Monday, December 8, 2008

For Hearing People : Talking to the Hard of Hearing

Tips on how to talk to a HARD OF HEARING PERSON**

--Whenever possible, face the hard-of-hearing person directly, and on the same level.
--Your speech will be more easily understood when you are not eating, chewing, smoking, etc.
--Reduce background noises when carrying on conversations -- turn off the radio or TV.
--Keep your hands away from your face while talking.
--If it's difficult for a person to understand, find another way of saying the same thing, rather than repeating the original words. Move to a quieter location.
--Recognize that hard of hearing people hear and understand less well when they are tired or ill.
--Do not talk to a hard-of-hearing person from another room. Be sure to get the attention of the person to whom you will speak before you start talking.
--Speak in a normal fashion without shouting or showing impatience. See that the light is not shining into the eyes of the hard-of-hearing person.
--A woman's voice is often harder to hear than a man's, because of its pitch. A woman might try to lower the pitch of her voice when talking to the hard-of-hearing to see if that helps.
--Speak slowly and clearly.
--If the hard-of-hearing person wears a hearing aid, make sure that it has batteries installed, the batteries work, the hearing aid is turned "on" and that the hearing aid is clean and free from ear wax.
--If you know (or if it becomes evident) from which side the person hears best, talk to that side.
--It is better to speak directly face-to-face in situations where relatively diffuse lighting is adequate and lights the speaker's face. This allows the hard-of-hearing listener to observe the speaker's facial expressions, as well as lip movements.
--Persons with hearing impairment can also benefit from seating themselves at a table where they can best see all parties (e.g. from the *end* of a rectangular table).
--Announce beforehand when you are going to change the subject of conversation. Doing so might avoid an unfortunate "faux pas" by a hard-of-hearing listener.
--Sometimes hard-of-hearing persons have "good" or "better" sides -- right or left -- ask them if they do. If they indicate a preference, direct your remarks to the "good" side or face-to-face, as they wish.
--Check to see that a light is not shining in the eyes of the hard-of-hearing person. Change position so that you are not standing in front of a light source such as a window, which puts your face in shadow or silhouette and makes it hard for the hard-of-hearing person to *speech read*.
--Avoid abrupt changes of subject or interjecting small talk into your conversation, as hard-of-hearing listeners often use context to understand what you are saying.
--If the hard-of-hearing person wears an aid, trying raising the pitch of your voice just slightly. If the hard-of-hearing listener is not wearing an aid, try lowering the pitch of your voice.
--If all else fails, rephrase your remarks or have someone whose voice is familiar to the hard-of-hearing person repeat your words.
--Don't talk too fast.
--Pronounce words clearly. If the hearing-impaired person has difficulty with letters and numbers say: "M as in Mary", "2 as in twins", "B as in Boy", and say each number separately, like "five six" instead of "fifty-six," etc. The reason for doing so is that m, n and 2, 3, 56, 66 and b, c, d, e, t and v sound alike.
--If you are around a corner, or turn away, you become much harder to understand.
--Keep a note pad handy, and write your words out and show them to the hard-of-hearing person if you have to - - just don't walk away leaving the hearing-impaired listener puzzling over what you said and thinking you don't care.

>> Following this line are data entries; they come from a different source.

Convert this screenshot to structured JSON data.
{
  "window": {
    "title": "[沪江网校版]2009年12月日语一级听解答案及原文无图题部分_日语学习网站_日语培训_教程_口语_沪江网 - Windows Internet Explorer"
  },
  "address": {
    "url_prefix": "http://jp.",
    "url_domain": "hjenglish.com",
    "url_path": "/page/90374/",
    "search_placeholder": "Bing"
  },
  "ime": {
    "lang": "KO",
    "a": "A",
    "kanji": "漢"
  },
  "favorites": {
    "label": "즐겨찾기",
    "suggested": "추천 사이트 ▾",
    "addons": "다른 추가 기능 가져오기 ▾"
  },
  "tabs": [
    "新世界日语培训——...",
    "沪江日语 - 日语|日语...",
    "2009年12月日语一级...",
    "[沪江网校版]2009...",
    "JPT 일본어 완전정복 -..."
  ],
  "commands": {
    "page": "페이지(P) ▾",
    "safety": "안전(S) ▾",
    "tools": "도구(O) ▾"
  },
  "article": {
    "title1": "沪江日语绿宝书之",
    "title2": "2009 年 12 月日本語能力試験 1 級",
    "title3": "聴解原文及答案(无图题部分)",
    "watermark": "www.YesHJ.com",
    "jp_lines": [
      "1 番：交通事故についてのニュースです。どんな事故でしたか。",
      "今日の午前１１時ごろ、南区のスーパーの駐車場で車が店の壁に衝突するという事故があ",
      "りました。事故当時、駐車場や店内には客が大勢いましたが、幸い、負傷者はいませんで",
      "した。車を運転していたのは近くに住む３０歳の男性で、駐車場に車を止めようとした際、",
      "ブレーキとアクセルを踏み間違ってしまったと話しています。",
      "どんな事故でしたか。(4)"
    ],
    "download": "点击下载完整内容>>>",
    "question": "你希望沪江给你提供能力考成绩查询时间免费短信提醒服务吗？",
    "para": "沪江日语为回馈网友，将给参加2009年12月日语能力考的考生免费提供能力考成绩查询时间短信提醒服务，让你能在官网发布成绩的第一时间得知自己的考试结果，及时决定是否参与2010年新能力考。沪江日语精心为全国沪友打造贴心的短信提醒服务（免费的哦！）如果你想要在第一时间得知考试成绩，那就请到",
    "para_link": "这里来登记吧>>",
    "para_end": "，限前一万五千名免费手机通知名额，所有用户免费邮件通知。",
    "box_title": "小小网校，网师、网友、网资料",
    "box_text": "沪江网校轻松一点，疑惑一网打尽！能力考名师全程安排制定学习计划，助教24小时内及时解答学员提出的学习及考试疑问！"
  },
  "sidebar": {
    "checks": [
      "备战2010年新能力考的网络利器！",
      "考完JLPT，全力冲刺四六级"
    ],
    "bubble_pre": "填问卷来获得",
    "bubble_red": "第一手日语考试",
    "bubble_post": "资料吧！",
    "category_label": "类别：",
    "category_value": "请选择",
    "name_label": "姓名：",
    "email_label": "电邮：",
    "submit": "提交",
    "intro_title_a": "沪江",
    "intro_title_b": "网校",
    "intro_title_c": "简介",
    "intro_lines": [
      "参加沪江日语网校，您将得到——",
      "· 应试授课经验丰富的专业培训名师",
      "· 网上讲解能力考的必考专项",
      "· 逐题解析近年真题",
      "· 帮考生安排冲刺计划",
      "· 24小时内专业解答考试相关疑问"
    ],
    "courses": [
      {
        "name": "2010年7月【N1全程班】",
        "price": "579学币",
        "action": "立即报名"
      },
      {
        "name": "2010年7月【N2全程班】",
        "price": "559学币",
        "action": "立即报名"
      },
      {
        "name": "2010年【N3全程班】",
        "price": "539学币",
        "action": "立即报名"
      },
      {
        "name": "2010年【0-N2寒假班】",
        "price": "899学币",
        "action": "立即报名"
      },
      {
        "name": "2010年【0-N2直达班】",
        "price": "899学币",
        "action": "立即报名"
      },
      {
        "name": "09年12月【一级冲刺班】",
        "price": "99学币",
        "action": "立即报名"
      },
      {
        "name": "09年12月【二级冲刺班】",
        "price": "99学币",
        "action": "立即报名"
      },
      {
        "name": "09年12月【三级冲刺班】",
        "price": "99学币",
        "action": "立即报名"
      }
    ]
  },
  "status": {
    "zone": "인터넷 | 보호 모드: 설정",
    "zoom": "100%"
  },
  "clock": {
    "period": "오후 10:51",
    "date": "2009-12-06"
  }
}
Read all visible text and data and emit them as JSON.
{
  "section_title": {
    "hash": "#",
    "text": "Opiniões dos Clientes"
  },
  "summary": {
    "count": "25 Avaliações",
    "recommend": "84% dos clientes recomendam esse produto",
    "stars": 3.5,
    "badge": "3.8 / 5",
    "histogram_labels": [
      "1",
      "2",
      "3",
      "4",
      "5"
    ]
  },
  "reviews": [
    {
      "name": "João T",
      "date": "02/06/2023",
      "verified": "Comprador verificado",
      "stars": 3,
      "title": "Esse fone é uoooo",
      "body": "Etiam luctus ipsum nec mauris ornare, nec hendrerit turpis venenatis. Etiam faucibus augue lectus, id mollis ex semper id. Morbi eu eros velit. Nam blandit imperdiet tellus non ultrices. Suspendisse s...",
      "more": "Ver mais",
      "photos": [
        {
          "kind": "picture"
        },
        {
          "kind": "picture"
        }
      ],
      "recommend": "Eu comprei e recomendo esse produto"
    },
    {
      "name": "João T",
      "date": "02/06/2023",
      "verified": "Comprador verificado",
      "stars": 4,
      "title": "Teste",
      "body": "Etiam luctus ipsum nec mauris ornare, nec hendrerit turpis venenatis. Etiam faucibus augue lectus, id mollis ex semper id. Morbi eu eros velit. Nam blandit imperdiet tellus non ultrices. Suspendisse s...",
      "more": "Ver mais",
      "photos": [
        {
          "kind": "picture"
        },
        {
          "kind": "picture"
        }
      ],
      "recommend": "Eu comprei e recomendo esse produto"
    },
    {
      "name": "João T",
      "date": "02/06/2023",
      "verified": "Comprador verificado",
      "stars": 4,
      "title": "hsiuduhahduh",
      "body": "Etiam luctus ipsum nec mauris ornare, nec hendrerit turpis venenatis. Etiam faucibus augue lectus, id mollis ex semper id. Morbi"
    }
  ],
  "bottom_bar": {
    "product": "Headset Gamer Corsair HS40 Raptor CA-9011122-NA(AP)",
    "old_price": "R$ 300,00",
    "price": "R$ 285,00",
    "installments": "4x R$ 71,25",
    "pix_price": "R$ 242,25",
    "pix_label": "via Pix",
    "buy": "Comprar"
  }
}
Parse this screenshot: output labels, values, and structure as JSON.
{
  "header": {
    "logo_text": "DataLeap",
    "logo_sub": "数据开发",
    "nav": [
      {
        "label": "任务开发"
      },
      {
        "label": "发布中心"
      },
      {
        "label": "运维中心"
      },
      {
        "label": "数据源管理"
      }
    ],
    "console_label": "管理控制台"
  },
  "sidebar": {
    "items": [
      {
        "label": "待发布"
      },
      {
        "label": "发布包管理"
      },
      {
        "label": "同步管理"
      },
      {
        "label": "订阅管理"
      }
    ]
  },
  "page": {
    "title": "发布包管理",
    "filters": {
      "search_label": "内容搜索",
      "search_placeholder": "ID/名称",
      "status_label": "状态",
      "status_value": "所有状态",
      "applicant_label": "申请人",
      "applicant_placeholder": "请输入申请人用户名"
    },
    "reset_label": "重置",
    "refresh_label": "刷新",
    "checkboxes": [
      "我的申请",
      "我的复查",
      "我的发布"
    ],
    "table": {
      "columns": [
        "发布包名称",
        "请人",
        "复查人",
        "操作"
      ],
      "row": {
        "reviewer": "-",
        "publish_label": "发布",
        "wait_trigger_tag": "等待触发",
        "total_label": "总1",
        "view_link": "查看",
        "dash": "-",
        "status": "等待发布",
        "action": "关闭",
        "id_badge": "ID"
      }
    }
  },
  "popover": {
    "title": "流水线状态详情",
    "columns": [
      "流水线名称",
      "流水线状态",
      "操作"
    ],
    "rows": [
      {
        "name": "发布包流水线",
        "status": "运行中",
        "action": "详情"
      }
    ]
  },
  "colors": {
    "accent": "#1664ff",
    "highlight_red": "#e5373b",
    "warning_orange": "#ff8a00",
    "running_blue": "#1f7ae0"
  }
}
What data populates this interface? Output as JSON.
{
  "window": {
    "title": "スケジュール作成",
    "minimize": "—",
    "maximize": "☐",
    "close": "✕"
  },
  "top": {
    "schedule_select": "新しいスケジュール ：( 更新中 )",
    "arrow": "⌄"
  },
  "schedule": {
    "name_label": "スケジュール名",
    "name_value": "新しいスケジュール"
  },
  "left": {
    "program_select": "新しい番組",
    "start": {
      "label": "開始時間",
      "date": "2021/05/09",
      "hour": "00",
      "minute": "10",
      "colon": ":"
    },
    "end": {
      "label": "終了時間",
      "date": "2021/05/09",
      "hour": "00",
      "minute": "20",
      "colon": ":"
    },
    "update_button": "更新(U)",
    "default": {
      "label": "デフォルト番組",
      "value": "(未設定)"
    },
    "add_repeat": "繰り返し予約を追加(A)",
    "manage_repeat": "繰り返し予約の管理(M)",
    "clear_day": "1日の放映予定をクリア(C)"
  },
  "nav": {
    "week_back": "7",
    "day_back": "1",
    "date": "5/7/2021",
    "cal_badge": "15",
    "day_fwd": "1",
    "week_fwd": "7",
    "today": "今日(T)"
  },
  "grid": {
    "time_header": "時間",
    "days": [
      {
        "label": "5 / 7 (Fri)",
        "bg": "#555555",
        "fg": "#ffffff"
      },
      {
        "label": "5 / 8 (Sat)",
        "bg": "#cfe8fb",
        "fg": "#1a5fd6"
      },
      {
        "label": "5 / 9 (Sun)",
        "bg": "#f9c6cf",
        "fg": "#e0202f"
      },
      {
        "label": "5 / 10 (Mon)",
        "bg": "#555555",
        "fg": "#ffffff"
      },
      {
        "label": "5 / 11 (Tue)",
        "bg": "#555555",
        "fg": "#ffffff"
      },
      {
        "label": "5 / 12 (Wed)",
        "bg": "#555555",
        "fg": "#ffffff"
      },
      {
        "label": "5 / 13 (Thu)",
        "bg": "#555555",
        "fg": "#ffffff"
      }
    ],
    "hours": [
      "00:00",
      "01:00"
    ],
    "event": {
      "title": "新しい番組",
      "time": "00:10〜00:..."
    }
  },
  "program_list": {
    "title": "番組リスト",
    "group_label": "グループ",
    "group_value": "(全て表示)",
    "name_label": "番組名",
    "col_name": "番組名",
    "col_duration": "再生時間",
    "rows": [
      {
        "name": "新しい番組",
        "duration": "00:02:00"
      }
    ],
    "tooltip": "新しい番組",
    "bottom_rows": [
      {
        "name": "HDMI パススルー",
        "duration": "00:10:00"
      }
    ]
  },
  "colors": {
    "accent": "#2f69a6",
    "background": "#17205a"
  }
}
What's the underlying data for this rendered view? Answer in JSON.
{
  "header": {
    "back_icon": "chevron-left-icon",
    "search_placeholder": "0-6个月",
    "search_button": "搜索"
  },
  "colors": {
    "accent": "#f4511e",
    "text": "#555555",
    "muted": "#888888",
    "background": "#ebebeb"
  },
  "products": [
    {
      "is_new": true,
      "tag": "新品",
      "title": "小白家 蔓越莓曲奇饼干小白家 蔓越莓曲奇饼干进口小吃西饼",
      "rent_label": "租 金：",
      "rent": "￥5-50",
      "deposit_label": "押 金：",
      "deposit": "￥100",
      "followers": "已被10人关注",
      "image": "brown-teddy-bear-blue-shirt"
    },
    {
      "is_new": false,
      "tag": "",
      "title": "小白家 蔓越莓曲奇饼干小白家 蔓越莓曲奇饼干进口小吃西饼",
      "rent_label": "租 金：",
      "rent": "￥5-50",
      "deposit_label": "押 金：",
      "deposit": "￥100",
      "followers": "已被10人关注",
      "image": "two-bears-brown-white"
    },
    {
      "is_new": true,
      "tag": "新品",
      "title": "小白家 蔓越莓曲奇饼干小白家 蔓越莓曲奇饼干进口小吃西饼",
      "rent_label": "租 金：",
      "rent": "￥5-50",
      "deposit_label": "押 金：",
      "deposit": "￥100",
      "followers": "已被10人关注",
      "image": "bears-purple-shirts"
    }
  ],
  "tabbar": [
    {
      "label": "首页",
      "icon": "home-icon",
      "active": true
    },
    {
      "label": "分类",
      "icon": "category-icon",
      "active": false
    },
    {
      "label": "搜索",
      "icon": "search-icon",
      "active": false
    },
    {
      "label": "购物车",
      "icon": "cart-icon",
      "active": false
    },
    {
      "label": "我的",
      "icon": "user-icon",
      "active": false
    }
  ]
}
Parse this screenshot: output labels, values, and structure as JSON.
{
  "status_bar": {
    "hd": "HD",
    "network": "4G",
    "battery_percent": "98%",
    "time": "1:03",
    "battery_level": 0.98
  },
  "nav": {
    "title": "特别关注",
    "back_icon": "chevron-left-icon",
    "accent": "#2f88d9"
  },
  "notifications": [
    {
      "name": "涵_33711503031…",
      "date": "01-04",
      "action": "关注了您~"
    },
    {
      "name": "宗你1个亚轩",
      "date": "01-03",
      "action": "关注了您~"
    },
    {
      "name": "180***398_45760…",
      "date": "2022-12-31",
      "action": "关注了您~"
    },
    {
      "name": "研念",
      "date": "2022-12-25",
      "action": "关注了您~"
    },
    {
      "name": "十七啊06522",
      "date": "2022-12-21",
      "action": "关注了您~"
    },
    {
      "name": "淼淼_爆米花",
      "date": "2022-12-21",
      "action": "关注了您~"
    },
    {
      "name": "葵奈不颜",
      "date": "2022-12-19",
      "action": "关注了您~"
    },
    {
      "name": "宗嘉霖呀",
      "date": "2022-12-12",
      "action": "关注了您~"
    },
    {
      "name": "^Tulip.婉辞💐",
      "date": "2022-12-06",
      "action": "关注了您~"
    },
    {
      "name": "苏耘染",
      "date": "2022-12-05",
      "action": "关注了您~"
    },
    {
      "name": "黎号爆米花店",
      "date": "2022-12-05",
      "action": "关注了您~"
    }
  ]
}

Many hard-of-hearing are embarrassed that they can't hear. Many avoid crowds or situations that make hearing difficult. Certain environments, such as radios, TVs, and ventilation systems are also a problem for the hearing impaired – especially for those that wear hearing aids.

1 comment:

Frieda said...

Kudus! Ditto! Hear, Hear! Thank you, Dani...I hear better in higher pitches, prefer women's voices to men, have made MANY subject faux pas, and do definitely appreciate people clarifying the letters in spelling (M as in Mary)!